Imagining and Imaging Space with Debbie Chan
Debbie Chan is a Singaporean artist whose practice spans text, publication, video, and emails. Her training as a designer informs her investigations into art conventions, through which she reveals and challenges aesthetic and conceptual tropes. For this interview we spoke about collaboration, the critical use of art mediums, and the role of memory and imagination in our perceptions of space.
Image 01, Some of All Things (2020) click here for full seriesSena Cleave: Let's talk about a recent work, Some of All Things. In it, there's this tension from working from lived experience. You have to balance what you want to be public and what you want to remain private.
Debbie Chan: I was working through some difficult experiences at the time, so I tried to imagine how other people might relate to my work. I always think of how I can pull people into an image even if they don't have the same experiences as me, so I try not to be too specific. Humour has been a great tool for this. People are drawn to humour, and it takes some of the pressure off a work from becoming too focused on my own experiences.
SC: You shot a video of yourself packing and unpacking a suitcase in a confined space. Then consecutive frames of that video became four grid images washed in purple. The title is a clever way to point back at the materiality of video. For me, it suggests that each section of the grid represents part of a moving image, and that the gestures captured within these frames also represent parts of a larger process of packing and unpacking. Sometimes we forget that video has material, and that it can be broken into tangible parts.
DC: Videos shot by phone cameras have become mundane. We don't always consider the phone camera 'artistic,' so it's easy to lose our critical approach to it. I like to take materials as they come; I use whatever I have readily available and play around with it. In 2020, I did my own version of mail art, but through email. While you and I were working together on a project where we posed as curators of our own class' critique day, I sent out this email, which copied the format and the aesthetics of SFU's official notices, to our studio's mailing list. But instead of useful information, it detailed rules of use for a room you and I had made up. It developed from the ideas of rejecting art world conventions and resisting the commodification of the art object.

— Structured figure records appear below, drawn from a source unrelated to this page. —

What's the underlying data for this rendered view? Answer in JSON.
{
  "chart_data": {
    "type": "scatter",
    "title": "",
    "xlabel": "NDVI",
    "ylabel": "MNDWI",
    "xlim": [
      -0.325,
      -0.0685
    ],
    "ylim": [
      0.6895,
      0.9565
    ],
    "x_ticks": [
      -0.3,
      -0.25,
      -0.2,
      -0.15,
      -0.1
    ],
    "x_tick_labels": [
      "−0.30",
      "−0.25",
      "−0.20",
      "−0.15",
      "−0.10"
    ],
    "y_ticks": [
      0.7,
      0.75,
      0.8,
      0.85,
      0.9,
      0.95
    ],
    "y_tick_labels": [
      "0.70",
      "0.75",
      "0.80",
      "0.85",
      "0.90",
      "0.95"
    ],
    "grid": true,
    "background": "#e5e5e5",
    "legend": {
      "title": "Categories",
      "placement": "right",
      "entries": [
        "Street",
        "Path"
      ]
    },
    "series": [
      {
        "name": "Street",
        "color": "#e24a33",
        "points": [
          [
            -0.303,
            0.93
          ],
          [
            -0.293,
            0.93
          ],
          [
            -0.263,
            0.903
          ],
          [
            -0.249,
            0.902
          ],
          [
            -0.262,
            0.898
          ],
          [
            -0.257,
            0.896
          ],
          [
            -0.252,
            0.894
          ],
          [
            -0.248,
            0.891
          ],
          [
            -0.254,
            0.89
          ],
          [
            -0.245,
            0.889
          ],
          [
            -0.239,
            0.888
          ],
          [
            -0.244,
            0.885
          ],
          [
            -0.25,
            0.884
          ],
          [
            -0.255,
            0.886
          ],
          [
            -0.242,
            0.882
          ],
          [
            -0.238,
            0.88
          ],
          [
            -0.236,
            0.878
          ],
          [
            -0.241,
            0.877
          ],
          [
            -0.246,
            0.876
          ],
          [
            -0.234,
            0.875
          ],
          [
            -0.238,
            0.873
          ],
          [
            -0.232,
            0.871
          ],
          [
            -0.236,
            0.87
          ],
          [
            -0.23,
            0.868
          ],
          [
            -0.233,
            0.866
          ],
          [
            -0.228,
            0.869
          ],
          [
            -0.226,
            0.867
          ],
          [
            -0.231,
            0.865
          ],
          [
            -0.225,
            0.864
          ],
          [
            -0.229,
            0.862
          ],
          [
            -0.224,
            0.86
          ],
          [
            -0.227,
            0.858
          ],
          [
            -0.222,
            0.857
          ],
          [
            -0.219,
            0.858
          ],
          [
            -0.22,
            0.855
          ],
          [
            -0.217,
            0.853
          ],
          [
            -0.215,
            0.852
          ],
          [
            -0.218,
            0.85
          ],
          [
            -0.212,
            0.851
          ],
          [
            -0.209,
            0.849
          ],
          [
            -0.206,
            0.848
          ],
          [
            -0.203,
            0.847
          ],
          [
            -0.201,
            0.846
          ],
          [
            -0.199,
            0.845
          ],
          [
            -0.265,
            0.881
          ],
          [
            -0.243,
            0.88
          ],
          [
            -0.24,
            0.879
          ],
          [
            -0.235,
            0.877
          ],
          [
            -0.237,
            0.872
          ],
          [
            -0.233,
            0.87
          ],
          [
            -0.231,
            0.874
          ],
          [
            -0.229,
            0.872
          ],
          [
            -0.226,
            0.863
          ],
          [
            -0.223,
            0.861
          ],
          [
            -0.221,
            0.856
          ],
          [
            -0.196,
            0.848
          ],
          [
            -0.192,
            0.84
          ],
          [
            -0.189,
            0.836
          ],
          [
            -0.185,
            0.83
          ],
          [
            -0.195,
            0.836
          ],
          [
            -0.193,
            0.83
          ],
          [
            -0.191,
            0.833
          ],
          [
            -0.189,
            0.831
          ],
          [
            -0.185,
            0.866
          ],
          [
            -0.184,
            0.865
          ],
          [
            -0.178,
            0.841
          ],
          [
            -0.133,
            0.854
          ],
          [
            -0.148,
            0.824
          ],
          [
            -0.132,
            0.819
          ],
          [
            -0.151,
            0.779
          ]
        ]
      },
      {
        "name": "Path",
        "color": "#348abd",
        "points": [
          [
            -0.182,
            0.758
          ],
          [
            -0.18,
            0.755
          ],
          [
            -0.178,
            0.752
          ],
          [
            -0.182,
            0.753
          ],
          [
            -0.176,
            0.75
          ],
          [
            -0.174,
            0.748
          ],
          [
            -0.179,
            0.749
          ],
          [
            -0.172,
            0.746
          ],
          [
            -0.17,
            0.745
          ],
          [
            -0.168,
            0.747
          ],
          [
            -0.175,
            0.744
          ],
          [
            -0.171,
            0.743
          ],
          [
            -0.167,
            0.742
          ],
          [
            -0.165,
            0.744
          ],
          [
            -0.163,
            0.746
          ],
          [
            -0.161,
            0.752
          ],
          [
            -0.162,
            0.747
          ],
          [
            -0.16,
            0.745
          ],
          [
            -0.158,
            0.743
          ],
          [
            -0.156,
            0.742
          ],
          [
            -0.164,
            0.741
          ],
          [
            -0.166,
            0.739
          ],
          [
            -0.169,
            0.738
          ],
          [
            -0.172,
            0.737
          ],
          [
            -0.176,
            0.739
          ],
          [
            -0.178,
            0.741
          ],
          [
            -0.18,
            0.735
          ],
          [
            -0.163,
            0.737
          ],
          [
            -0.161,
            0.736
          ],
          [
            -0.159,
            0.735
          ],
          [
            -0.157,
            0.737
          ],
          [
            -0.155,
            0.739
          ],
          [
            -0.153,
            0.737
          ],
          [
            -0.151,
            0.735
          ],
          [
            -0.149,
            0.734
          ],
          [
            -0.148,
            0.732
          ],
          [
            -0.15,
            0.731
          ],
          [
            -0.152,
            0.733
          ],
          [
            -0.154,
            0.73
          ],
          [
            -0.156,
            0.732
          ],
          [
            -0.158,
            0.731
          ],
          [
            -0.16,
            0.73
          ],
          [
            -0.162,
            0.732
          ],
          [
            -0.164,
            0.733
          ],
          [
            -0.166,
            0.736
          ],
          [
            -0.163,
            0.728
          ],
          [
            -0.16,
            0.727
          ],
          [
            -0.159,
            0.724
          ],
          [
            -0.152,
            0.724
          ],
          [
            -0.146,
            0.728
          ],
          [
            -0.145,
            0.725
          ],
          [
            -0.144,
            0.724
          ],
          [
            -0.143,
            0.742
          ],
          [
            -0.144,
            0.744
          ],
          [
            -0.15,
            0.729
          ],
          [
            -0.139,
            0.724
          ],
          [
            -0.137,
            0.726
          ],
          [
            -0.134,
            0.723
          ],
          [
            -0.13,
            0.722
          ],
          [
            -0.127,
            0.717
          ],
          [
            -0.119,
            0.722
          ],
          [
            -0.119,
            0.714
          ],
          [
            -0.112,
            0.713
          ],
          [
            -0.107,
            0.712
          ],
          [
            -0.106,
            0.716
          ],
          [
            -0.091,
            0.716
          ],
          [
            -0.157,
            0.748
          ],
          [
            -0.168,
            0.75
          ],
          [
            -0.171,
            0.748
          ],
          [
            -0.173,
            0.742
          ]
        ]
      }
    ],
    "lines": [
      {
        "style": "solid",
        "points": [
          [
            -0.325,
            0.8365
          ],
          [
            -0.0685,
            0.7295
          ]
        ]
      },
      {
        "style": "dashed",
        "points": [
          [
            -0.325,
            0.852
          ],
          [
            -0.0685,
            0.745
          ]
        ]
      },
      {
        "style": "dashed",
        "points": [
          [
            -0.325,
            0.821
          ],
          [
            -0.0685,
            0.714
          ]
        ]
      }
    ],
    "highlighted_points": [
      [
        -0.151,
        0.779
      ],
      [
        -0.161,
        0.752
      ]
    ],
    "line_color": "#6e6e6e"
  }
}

SC: Email is the opposite of a commodity, right? Like video, it's not immaterial, but you can't exactly purchase it either. And your email caused a bit of a stir among the admins of the school. Elspeth Pratt contacted our teacher with security concerns!
DC: She did? I forgot about that!
SC: That was the best part of the project! Your design was super convincing.
DC: I remember for that project we spoke about curation as art. We were playing with the form of the art exhibition, and of our studio space at 611 Alexander Street.
SC: Our invented room was a way of becoming aware of the real spaces we occupy. It's the same gesture as in Some of All Things, where you use the infrastructure available to you so the final piece points back at itself and at the way it was made.
Exhibition map including imagined room at 611 Alexander Street (Imagined room diagonally above and to the right of the entrace)DC: And it was a fun way to force our classmates to collaborate with us! Part of making this fictional room was to draw it into the exhibition map we made for the day of the critique. So we bullied our peers into telling us their work titles weeks ahead of the due date. We had to make sure we didn't accidentally place one of their works on the fake walls in the map.
SC: And on the day of the critique, I think everyone became more aware of the studio, because there was a process of discovering the walls we added into the map.
DC: It wasn't initially clear we had changed anything. For me, it was about how we remember a space. It was important for our exhibition map to be used while standing inside the studio.
SC: Right. Without the space, the map was useless, and without the map, our room wouldn't exist.
DC: This work is site-specific, but maybe not in a conventional sense. Rather than engage with the histories or the material state of 611 Alexander, we made work about art-making and art presentation spaces in general. We broadened our idea of a site not only to include the imaginary, but also to include the conventions of presenting and archiving in art spaces.
SC: And there was also a broader question about a distinction between what we consider to be real and what we think is fake, or imaginary. There was this nice moment where the class decided that we would all crowd inside the room we had created, and the walls started to feel real.
DC: It was like when you're reading a book, and you're able to imagine the scene being described. It's similar to painting an image.
SC: That takes us back to the idea of materiality. We think of pictures and paintings as having a certain tangible form, and our room started to present itself that way. Maybe our imaginations are material things! We recently read for class an interview of Heba Amin by Anthony Downey, who says "an archive is never about the past as such, it is a device for determining how the past will be defined in the future - and to this end, all archives are future-oriented."¹ This seems relevant to the map we made. I think our room changed our memories of the space, and doesn't that change the space itself in some way?
DC: It's funny that we're looking back on it. Maybe this interview shows our project worked! We constructed a room by creating a document about it, and it became embedded into our memories. When we were making the work, we joked that if somehow 611 were destroyed, and all that was left of it was our exhibition map, our room would become part of the history of that building. This authorial potential of documents and archives really excites me. Maybe it comes from my interest in fantasy fiction books. Good stories can make me believe in the reality of its characters and the worlds they inhabit. Once you begin guessing what a character will do next, that's when it becomes very real, and there's so much potential in this space we create in our minds.